Nikhil Bhalla, the advocate petitioning to remove certain dialogues from Netflix’s Sacred Games, has now amended his petition to ask the government to create a regulatory board for online streaming companies. Bhalla confirmed the amendment to MediaNama. The next hearing for this case will be held on October 20.

The Indian government is examining regulating online content through an IT Ministry committee, after an online content regulation committee set up by the I&B Ministry was disbanded. In July, we reported that the I&B Ministry had disbanded its online content regulation committee, which was set up in April by former I&B Minister Smriti Irani. Following a cabinet reshuffle, Rajyavardhan Rathore took over from Irani, leading the ministry to switch to a softer tone on regulating online content. An RTI filing by Medianama revealed that the committee hadn’t met even once.

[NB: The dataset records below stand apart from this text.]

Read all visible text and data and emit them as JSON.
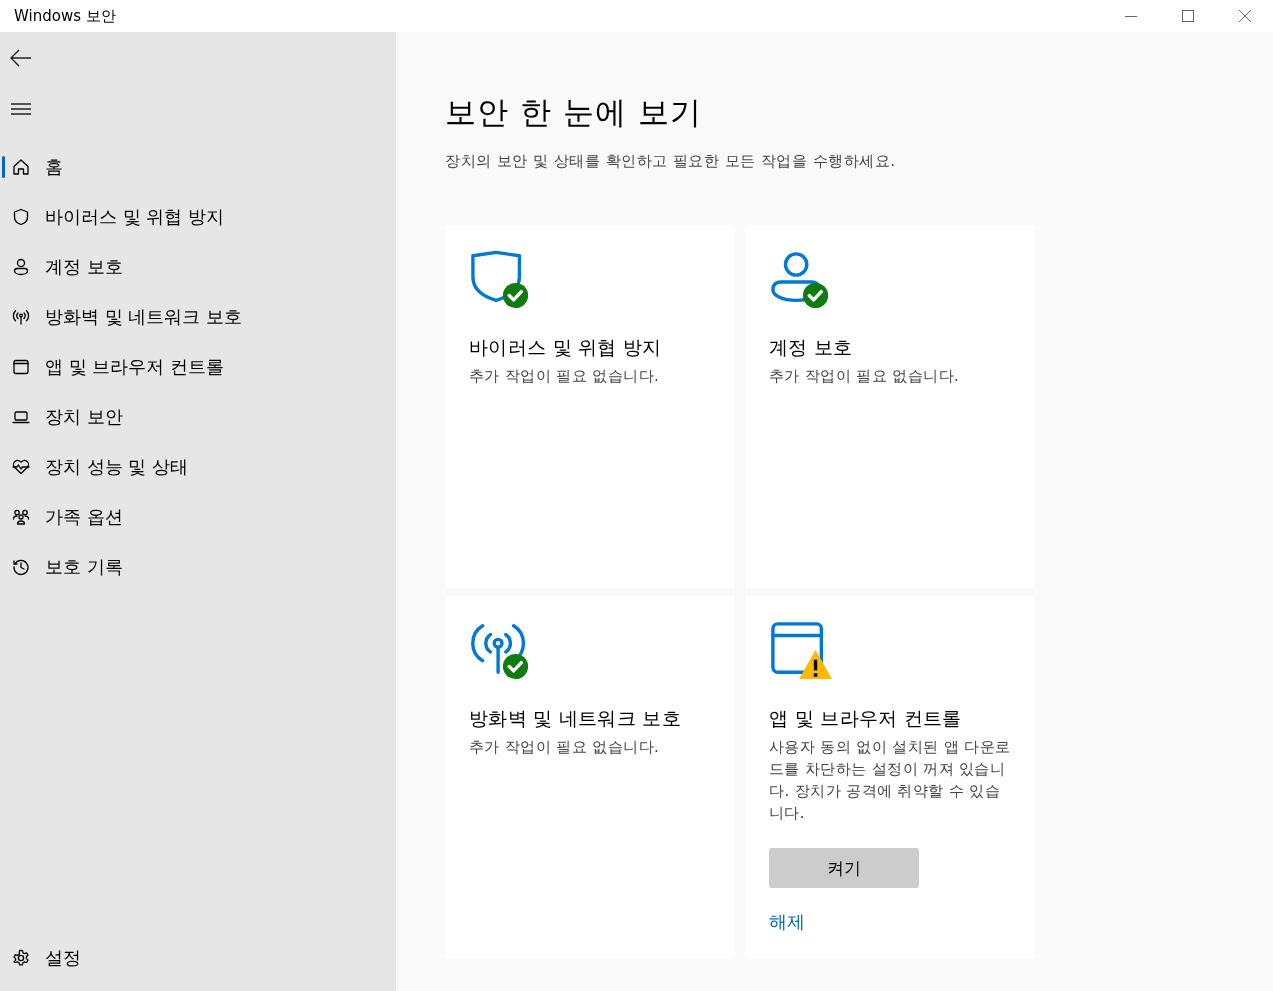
{
  "window": {
    "title": "Windows 보안"
  },
  "sidebar": {
    "items": [
      {
        "label": "홈",
        "selected": true
      },
      {
        "label": "바이러스 및 위협 방지",
        "selected": false
      },
      {
        "label": "계정 보호",
        "selected": false
      },
      {
        "label": "방화벽 및 네트워크 보호",
        "selected": false
      },
      {
        "label": "앱 및 브라우저 컨트롤",
        "selected": false
      },
      {
        "label": "장치 보안",
        "selected": false
      },
      {
        "label": "장치 성능 및 상태",
        "selected": false
      },
      {
        "label": "가족 옵션",
        "selected": false
      },
      {
        "label": "보호 기록",
        "selected": false
      }
    ],
    "footer": {
      "label": "설정",
      "selected": false
    }
  },
  "main": {
    "heading": "보안 한 눈에 보기",
    "subtitle": "장치의 보안 및 상태를 확인하고 필요한 모든 작업을 수행하세요.",
    "cards": [
      {
        "title": "바이러스 및 위협 방지",
        "description": "추가 작업이 필요 없습니다.",
        "kind": "ok"
      },
      {
        "title": "계정 보호",
        "description": "추가 작업이 필요 없습니다.",
        "kind": "ok"
      },
      {
        "title": "방화벽 및 네트워크 보호",
        "description": "추가 작업이 필요 없습니다.",
        "kind": "ok"
      },
      {
        "title": "앱 및 브라우저 컨트롤",
        "description": "사용자 동의 없이 설치된 앱 다운로드를 차단하는 설정이 꺼져 있습니다. 장치가 공격에 취약할 수 있습니다.",
        "kind": "warning",
        "button": "켜기",
        "link": "해제"
      }
    ]
  }
}
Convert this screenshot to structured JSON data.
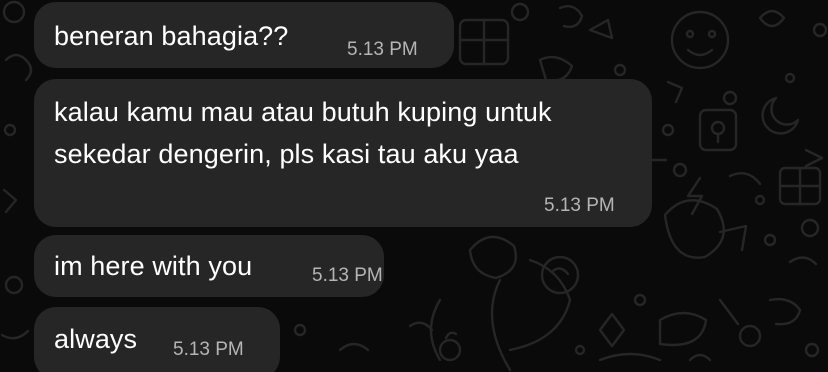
{
  "wallpaper": {
    "background_color": "#0a0a0a",
    "doodle_color": "#2a2a2a"
  },
  "bubble_color": "#262626",
  "messages": [
    {
      "text": "beneran bahagia??",
      "time": "5.13 PM"
    },
    {
      "text": "kalau kamu mau atau butuh kuping untuk sekedar dengerin, pls kasi tau aku yaa",
      "time": "5.13 PM"
    },
    {
      "text": "im here with you",
      "time": "5.13 PM"
    },
    {
      "text": "always",
      "time": "5.13 PM"
    }
  ]
}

Some Video on Demand cos want to create a regulatory content code before the government does it
As India looks to regulate Internet content, some issues to consider

A timeline of the case

  • On 8 August, Chander Lal, the senior advocate representing Netflix, told the Delhi HC, “My instructions are that we don’t want to change the word.” The judges hearing the case were quoted as saying during arguments, “Nobody is pressing or forcing you. You take your own decision, whether you want to change the word or not. We are not going to compel you.”
  • In the 16 July hearing, Netflix told the court that it had replaced the English subtitle for the Hindi word ‘fattu’, now translated as ‘wimp’, used to describe the former Prime Minister. That change had been made before the petition was filed in the Court.
  • On 11 July, advocate and petitioner Nikhil Bhalla filed a PIL in the Delhi HC asking for certain scenes to be deleted from the Netflix Sacred Games series. Bhalla said that these scenes were “derogatory to former PM Rajiv Gandhi.” In one line, for instance, the character Ganesh Gaitonde calls Rajiv Gandhi a wimp in Hindi, which a previous version of the subtitles translated as ‘pussy’. Bhalla petitioned for the scenes with such dialogue to be removed. The petitioners had to justify that the PIL was in public interest.